Today is the official end of the Christmas season, characterized appropriately enough by the arrival of the Magi—the three wise men or kings—to visit the infant Christ. It is Twelfth Night, the last night of feasting and celebration before the cold and dark new year really gets going, and also Epiphany, a moment of revelation, signifying for Christians the belief at the heart of the New Testament that God’s relationship with Israel has been expanded to all people (whose representatives those 3 Kings are). Epiphany is a moment of realization, a sudden, life-changing flash of insight.
There are a couple of ways of thinking about this idea as writers. The one I’ll handle today is for our characters. Most stories hinge on a character’s journey and growth which often depend on a late narrative moment of discovery. In classic detective fiction the key realization might be when the hero realizes the truth of the mystery, but often the epiphany is subtler, more personal. It often comes as self-awareness, the recognition of what an astute reader may have already picked up about who the character is or has been, and what needs to change. Joyce’s Dubliners stories (a masterful little collection that showcases epiphany beautifully) each hinge on one of these flashes of insight, though the collective effect is less about how the characters can move forward and more about how terribly stuck they are.
Most of us, because of the genre we’re working in, will want to give our characters epiphanies that allow more constructive solutions to their problems, but that doesn’t mean that the realization needs to be of the whodunit variety. The best for our purposes probably fuse insight into character with plot advancement, and I’m sure we can all come up with familiar examples, particularly from movies where this device plays well: Luke’s turning off the targeting computer in his Death Star approach, is a fairly crude but effective example, since it taps into the movie’s preoccupation with putting aside self reliance and giving yourself over to the Force. (The idea finally doesn’t make a lot of sense to me, but it works within the fiction of the film).

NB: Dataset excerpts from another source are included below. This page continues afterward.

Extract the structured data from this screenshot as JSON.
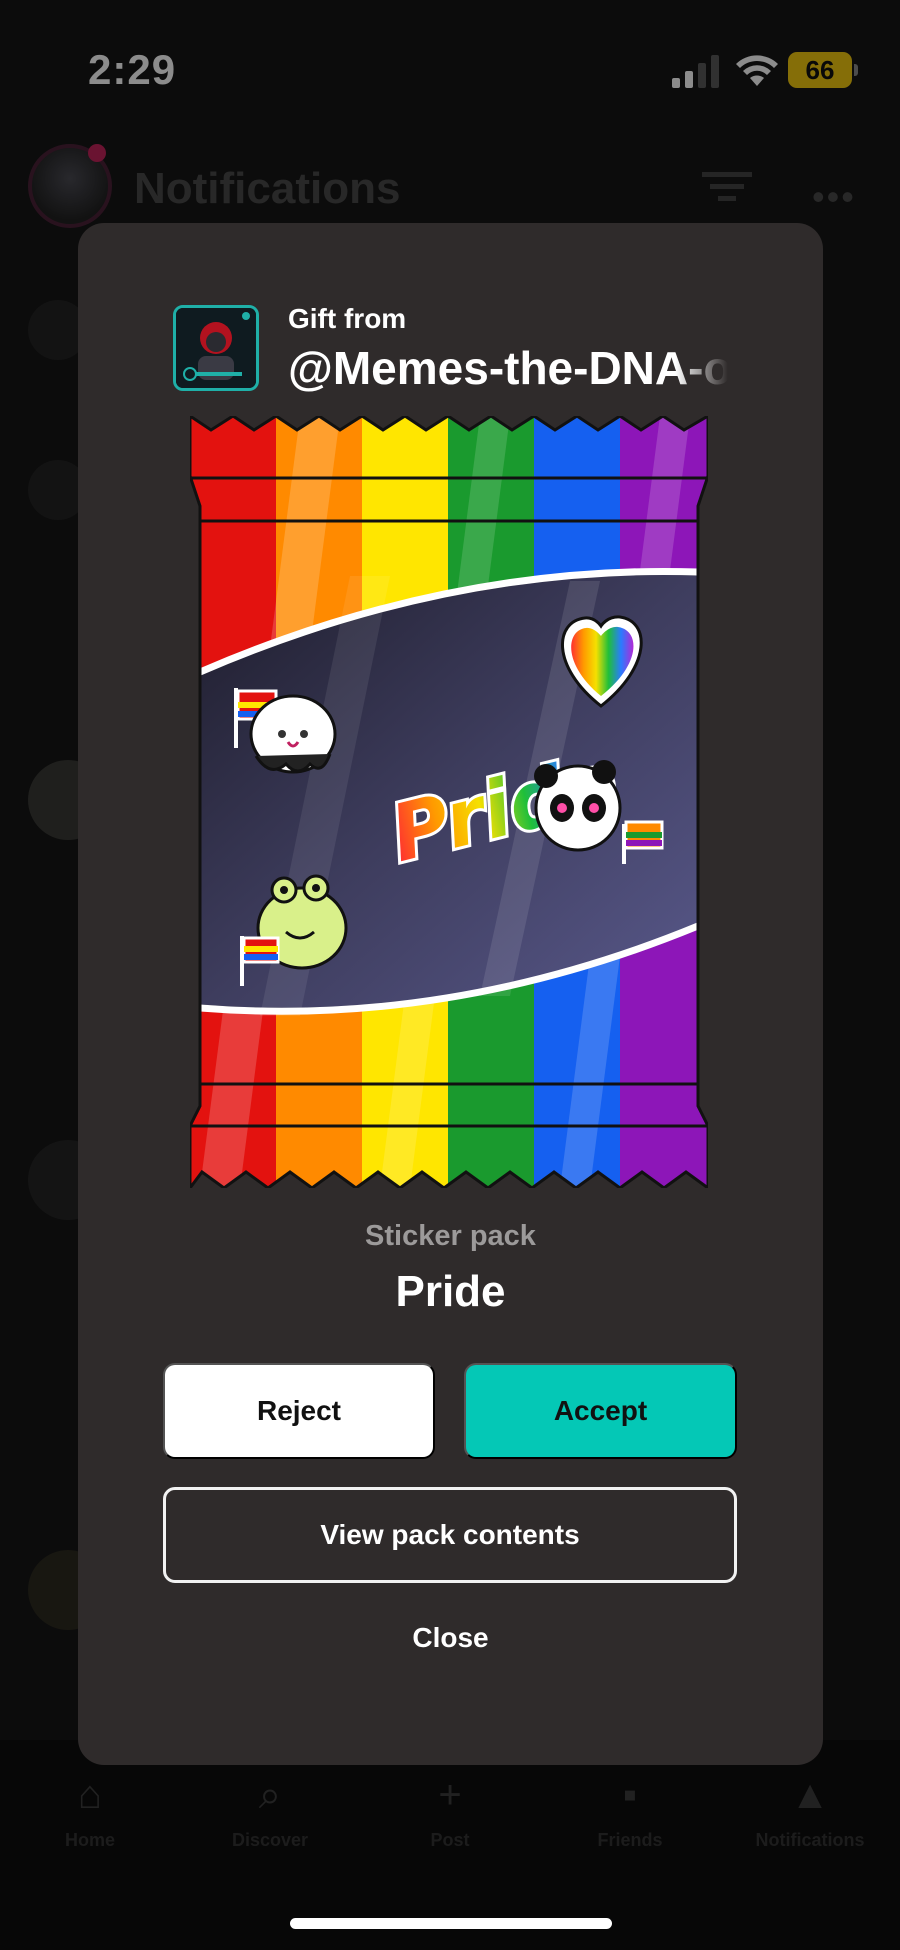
{
  "status_bar": {
    "time": "2:29",
    "battery": "66"
  },
  "background": {
    "title": "Notifications",
    "more": "•••",
    "tabs": [
      {
        "label": "Home",
        "icon": "home-icon"
      },
      {
        "label": "Discover",
        "icon": "search-icon"
      },
      {
        "label": "Post",
        "icon": "plus-icon"
      },
      {
        "label": "Friends",
        "icon": "chat-icon"
      },
      {
        "label": "Notifications",
        "icon": "bell-icon"
      }
    ]
  },
  "modal": {
    "gift_from_label": "Gift from",
    "gift_user": "@Memes-the-DNA-of-the-soul",
    "pack_type": "Sticker pack",
    "pack_name": "Pride",
    "art_text": "Pride",
    "reject_label": "Reject",
    "accept_label": "Accept",
    "view_label": "View pack contents",
    "close_label": "Close"
  },
  "colors": {
    "accent": "#04c8b6",
    "modal_bg": "#2f2b2b",
    "battery": "#f2c80f",
    "rainbow": [
      "#e3120f",
      "#ff8a00",
      "#ffe600",
      "#1a9a2e",
      "#1560f0",
      "#8d16b8"
    ]
  }
}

In LOTR, think of the moment Bilbo asks to see the ring again in Rivendell, but seeing it makes him turn on Frodo. What follows is a crucial realization that the ring has started to do so much damage to him that he is better off without it. Though he gave it to Frodo at Bag End, it’s not till now that he truly releases it, and the epiphany is, again, one which contains insight into who he is while also furthering the plot. It is no coincidence that this is also effectively Bilbo’s last real presence in the story. His journey is done.
If you think of your story in terms of a three act structure, the protagonist’s epiphany is often at the end of the long second act. It may come at the story’s emotional low point, when all seems lost, but the realization provides the impetus for the final show down and (typically) victory. It’s often the point where goals (conscious) and needs (unconscious) coincide. It’s Dorothy realizing that there’s no place like home (another dubious—and isolationist—sentiment!), or the transformative moment when Hamlet, realizing he has received his death wound, his finally able to complete the revenge which has thus far eluded him. In my own Act of Will, it’s the moment when the title character realizes that for all his self-serving actions to date, he finally can’t leave his friends to face defeat alone.

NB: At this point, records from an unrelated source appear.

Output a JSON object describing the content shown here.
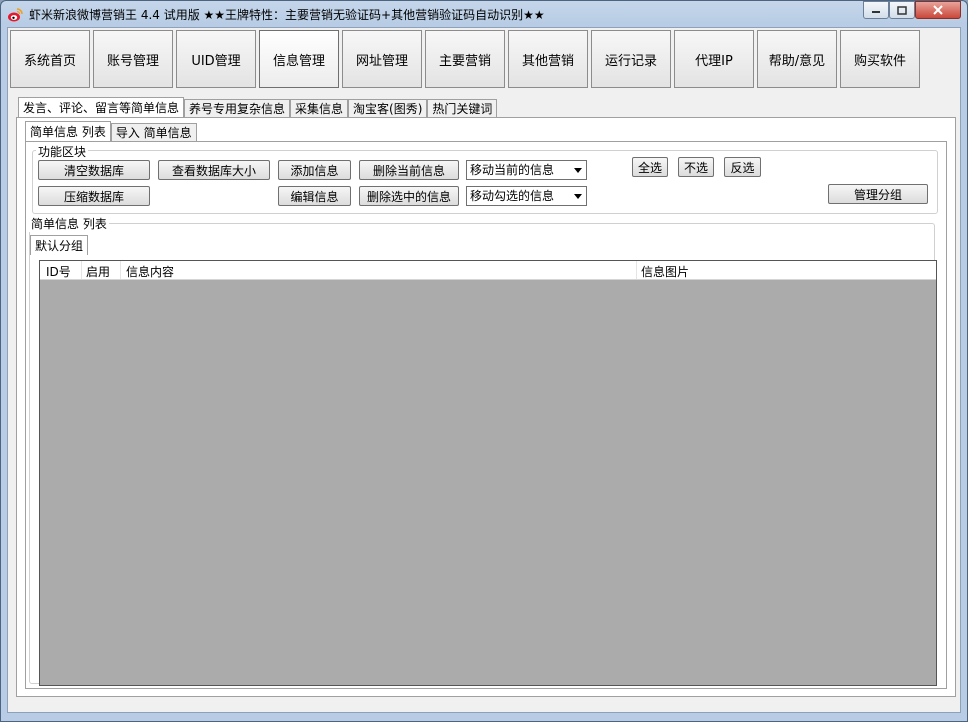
{
  "window": {
    "title": "虾米新浪微博营销王 4.4 试用版  ★★王牌特性：主要营销无验证码+其他营销验证码自动识别★★",
    "icon": "weibo-icon"
  },
  "main_nav": [
    {
      "label": "系统首页",
      "active": false
    },
    {
      "label": "账号管理",
      "active": false
    },
    {
      "label": "UID管理",
      "active": false
    },
    {
      "label": "信息管理",
      "active": true
    },
    {
      "label": "网址管理",
      "active": false
    },
    {
      "label": "主要营销",
      "active": false
    },
    {
      "label": "其他营销",
      "active": false
    },
    {
      "label": "运行记录",
      "active": false
    },
    {
      "label": "代理IP",
      "active": false
    },
    {
      "label": "帮助/意见",
      "active": false
    },
    {
      "label": "购买软件",
      "active": false
    }
  ],
  "top_tabs": [
    {
      "label": "发言、评论、留言等简单信息",
      "selected": true
    },
    {
      "label": "养号专用复杂信息",
      "selected": false
    },
    {
      "label": "采集信息",
      "selected": false
    },
    {
      "label": "淘宝客(图秀)",
      "selected": false
    },
    {
      "label": "热门关键词",
      "selected": false
    }
  ],
  "sub_tabs": [
    {
      "label": "简单信息 列表",
      "selected": true
    },
    {
      "label": "导入 简单信息",
      "selected": false
    }
  ],
  "function_group": {
    "label": "功能区块",
    "clear_db": "清空数据库",
    "view_db_size": "查看数据库大小",
    "add_info": "添加信息",
    "delete_current": "删除当前信息",
    "move_current": "移动当前的信息",
    "select_all": "全选",
    "select_none": "不选",
    "invert_selection": "反选",
    "compress_db": "压缩数据库",
    "edit_info": "编辑信息",
    "delete_selected": "删除选中的信息",
    "move_checked": "移动勾选的信息",
    "manage_groups": "管理分组"
  },
  "list_group": {
    "label": "简单信息 列表",
    "group_tab": "默认分组",
    "columns": [
      "ID号",
      "启用",
      "信息内容",
      "信息图片"
    ],
    "rows": []
  }
}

Working epiphany into your narrative forces not just self-awareness on your characters but—perhaps more importantly—a level of ignorance about themselves before hand. The very fact of the discovery means there was something about them that they didn’t know earlier, something which must be precipitated by an event. In short, it’s a wonderful device for blending plot and character and it requirs the author to plan ahead, or at least to edit so that the journey towards self-knowledge makes sense.
There are other ways to think about epiphanies for writers themselves, but I’ll save that for another post. Happy Twelfth Night, all!